I don't know what happened, but this afternoon, my wi-fi connection at home was going crazy. First, the signal just vanished, even though my Powerbook was still at the same location as yesterday - downstairs in the living room. I tried changing channels a few times, fearing that it was conflicting with someone else's network or a cordless phone, or whatever. No dice. Advice I found suggests to try Channels 1, 6 and 11.
In doing so I discovered utilities such as iStumbler and Air Traffic Control for Dashboard, both of which are pretty handy at checking which networks are being detected by Airport and what channel they are using. The only noteworthy difference between the two for me was that the former has a nice looking graph of the samples it takes of the signal, and the latter also displays the type of encryption used. (iStumbler also handles Bluetooth and Bonjour signals)
Knowing what channels were being used didn't really help, since my neighbours were already using different channels. I took the laptop upstairs and put it beside my modem - no dice. The signal was still at zero. Turning Airport off and on, then re-entering my WPA password only resulted in the message "There was an error joining the Airport Network..." I removed any entries for the WPA password in Keychain, typed in the password s-l-o-w-l-y in case of any typos - nah, still no wi-fi.

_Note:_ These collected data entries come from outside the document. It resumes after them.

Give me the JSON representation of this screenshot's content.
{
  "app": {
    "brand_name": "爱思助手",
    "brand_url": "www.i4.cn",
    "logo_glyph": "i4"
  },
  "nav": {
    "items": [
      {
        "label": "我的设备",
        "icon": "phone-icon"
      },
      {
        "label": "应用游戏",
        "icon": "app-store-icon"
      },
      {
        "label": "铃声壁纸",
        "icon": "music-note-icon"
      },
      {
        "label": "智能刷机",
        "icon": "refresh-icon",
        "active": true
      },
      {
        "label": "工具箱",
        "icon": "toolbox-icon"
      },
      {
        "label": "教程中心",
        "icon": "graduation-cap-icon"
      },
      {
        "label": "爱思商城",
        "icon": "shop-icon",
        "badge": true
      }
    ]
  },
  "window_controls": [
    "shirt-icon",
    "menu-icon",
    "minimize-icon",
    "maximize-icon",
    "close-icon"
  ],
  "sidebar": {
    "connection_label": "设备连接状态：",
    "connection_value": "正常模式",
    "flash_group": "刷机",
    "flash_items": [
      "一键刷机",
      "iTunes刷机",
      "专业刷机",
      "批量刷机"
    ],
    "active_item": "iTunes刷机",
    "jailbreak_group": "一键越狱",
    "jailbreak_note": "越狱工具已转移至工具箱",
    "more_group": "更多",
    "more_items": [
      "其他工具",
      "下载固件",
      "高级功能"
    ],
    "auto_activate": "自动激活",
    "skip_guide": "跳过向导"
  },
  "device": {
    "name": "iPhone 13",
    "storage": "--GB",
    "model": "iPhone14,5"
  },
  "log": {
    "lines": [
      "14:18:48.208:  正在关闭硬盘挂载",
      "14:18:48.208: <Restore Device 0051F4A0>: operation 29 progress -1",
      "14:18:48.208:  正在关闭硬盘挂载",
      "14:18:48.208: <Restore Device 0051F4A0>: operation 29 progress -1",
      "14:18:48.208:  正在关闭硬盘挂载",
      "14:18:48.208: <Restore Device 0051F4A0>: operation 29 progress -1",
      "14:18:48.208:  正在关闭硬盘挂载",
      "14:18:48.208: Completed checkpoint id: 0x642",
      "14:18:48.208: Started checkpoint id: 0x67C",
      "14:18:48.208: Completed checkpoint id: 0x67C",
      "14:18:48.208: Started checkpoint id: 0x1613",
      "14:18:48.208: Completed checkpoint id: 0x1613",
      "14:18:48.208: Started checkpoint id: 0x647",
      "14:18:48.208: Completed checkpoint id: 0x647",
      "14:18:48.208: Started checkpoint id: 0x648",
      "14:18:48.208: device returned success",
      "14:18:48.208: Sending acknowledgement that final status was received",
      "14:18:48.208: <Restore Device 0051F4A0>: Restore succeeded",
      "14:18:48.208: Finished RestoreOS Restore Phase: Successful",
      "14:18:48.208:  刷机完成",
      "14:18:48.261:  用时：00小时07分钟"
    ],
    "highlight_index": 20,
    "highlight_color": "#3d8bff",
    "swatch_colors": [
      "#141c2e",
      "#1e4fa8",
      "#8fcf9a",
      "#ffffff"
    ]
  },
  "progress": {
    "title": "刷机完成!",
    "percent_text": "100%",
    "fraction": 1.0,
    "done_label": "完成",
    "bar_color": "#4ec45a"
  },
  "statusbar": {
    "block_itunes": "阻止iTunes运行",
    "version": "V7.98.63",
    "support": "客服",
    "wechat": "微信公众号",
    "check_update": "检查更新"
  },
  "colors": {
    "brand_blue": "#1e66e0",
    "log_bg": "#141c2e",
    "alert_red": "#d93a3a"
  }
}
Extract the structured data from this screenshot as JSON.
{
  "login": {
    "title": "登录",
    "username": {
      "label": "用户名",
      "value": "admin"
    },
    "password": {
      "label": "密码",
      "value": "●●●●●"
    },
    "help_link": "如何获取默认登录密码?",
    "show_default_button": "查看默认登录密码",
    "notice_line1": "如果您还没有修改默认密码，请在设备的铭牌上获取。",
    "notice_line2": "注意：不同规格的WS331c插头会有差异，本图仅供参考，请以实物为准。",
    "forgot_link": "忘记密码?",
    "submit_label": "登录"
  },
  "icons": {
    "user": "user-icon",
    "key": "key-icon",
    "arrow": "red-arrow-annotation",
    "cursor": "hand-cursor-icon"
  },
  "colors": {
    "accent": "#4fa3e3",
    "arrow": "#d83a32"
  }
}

Finally I shut everything down. Turned off the modem/router, left it off for 30 seconds, turned back on. Then shut down my Powerbook and restarted. Works now.
And you thought the days of "restart the machine if things still don't work" were a thing of the past just because you'd moved to OS X? Think again.
Oh great, my signal just dropped out again - despite my Powerbook sitting here one metre away from my wireless router! WTF is going on here? Restarting the router seems to fix it, but for how long? Aaargh.
I never had these problems when I was using WEP. Maybe I should upgrade my modem, since I'm already on ADSL2+ and it only does ADSL. Then maybe try using WPA2.
I've just found that MAC address filtering doesn't offer much security, since "Wireless clients send their MAC address in the clear, regardless of whether the AP requires WEP or not." I'll test this using a KisMAC, an OS X packet sniffer.